Cable Maximalist (Penganut Fanatik Cable)
Pound will bounce back by Christmas. Always does. Global risk appetite returns, BoE holds firm, and USD selloff begins. It’s not if, it’s when.

Pound akan bangkit kembali menjelang Natal. Selalu begitu. Selera risiko global kembali, BoE tetap tegas, dan USD mulai dilepas. Bukan masalah 'apakah', tapi 'kapan'.

Data Wonk Intern (Magang Penggila Data)
No major UK inflation or jobs data this week. That means another quiet week for GBP — unless BoE Governor Bailey sneezes and calls a surprise presser.
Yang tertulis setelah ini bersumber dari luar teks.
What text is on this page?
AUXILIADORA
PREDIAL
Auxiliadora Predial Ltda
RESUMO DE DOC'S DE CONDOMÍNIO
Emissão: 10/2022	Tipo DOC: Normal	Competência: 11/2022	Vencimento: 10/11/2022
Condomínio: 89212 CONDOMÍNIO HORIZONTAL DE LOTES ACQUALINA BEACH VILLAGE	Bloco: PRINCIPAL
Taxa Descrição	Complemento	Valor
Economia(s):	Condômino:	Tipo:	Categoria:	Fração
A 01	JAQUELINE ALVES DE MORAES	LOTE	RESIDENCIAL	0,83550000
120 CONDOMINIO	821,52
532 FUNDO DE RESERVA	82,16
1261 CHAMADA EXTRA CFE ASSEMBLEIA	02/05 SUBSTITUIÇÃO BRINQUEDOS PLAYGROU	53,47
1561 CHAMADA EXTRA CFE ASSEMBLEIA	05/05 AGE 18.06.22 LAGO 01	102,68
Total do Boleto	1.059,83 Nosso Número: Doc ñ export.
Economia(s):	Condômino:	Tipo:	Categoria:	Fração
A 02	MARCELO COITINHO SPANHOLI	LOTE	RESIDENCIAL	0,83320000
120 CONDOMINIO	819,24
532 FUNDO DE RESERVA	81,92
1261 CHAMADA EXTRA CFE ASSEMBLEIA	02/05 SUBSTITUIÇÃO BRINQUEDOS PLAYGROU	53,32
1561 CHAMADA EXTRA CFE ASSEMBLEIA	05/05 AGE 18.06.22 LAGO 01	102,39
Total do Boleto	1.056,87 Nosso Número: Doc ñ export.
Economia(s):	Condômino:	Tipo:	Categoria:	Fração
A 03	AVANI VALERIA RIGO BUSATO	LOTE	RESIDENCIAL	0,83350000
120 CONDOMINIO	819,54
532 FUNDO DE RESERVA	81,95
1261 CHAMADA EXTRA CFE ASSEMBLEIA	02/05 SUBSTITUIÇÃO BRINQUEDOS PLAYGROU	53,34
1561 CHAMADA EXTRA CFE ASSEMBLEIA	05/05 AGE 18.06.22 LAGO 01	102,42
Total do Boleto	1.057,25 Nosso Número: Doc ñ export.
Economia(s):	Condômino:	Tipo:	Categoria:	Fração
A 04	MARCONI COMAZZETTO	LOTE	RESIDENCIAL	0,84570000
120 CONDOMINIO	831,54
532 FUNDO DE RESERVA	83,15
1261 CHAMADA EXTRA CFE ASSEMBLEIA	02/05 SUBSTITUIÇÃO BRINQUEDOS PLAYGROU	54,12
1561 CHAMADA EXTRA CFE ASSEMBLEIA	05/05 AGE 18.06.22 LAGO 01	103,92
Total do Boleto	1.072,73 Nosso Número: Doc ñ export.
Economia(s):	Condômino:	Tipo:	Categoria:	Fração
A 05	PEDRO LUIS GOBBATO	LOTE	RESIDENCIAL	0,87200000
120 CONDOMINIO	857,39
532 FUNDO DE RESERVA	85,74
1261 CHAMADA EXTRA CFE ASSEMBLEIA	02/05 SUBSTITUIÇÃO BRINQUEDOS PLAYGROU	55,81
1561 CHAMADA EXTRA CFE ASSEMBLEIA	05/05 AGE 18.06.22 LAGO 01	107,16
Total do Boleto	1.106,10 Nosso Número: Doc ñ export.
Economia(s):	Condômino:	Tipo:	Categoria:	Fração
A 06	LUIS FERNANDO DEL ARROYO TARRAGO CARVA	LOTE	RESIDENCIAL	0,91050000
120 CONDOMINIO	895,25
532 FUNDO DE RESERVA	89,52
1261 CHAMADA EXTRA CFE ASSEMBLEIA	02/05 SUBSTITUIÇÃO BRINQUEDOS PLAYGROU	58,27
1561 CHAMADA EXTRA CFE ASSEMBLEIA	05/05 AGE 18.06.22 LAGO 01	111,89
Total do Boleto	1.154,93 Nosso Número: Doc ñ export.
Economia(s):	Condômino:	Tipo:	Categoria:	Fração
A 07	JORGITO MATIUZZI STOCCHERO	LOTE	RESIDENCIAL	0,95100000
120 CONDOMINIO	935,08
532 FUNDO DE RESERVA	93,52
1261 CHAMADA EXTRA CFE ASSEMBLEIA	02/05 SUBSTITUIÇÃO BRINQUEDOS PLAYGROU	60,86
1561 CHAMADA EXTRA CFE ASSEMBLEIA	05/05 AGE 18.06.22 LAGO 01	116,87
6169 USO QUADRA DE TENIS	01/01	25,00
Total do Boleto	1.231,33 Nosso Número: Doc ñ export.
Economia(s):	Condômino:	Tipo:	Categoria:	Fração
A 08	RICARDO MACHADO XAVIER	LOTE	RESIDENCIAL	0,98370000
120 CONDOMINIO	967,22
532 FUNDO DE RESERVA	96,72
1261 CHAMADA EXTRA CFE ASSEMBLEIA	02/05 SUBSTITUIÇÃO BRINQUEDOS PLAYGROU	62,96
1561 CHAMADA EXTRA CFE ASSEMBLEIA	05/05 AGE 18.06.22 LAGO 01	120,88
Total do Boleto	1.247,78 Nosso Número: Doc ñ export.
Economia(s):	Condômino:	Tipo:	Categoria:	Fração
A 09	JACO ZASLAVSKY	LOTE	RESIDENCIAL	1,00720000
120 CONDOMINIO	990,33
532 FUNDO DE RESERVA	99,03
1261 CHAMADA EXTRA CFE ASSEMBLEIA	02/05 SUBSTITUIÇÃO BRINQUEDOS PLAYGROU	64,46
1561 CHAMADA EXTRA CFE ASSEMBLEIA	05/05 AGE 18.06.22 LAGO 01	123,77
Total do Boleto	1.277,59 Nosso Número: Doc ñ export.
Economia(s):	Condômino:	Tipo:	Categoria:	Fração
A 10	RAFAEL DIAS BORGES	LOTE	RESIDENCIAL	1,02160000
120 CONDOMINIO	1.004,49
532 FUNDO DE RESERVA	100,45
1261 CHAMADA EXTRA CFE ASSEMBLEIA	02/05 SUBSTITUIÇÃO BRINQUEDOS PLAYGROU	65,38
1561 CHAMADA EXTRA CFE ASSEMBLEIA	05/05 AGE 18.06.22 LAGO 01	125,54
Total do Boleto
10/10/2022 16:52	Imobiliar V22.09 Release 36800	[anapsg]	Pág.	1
Tidak ada data inflasi atau lapangan kerja utama dari Inggris minggu ini. Artinya minggu yang sepi untuk GBP — kecuali Gubernur BoE Bailey bersin lalu mengadakan konferensi pers dadakan.

Crypto Evangelist (Pendukung Fanatik Kripto)
Traditional FX is collapsing under policy uncertainty. While they're fighting over basis points, Bitcoin surged 10% this week. The future is decentralized, folks.

FX tradisional ambruk karena ketidakpastian kebijakan. Sementara mereka berebut basis poin, Bitcoin melonjak 10% minggu ini. Masa depan itu desentralisasi, teman-teman.

Gold Bug Grandpa (Kakek Pecinta Emas)
When central banks panic, gold smiles. When they pause, gold waits. When they lose data, gold says 'I'm the original data'.

Ketika bank sentral panik, emas tersenyum. Ketika mereka berhenti sejenak, emas menunggu. Ketika mereka kehilangan data, emas berkata 'Aku adalah data aslinya'.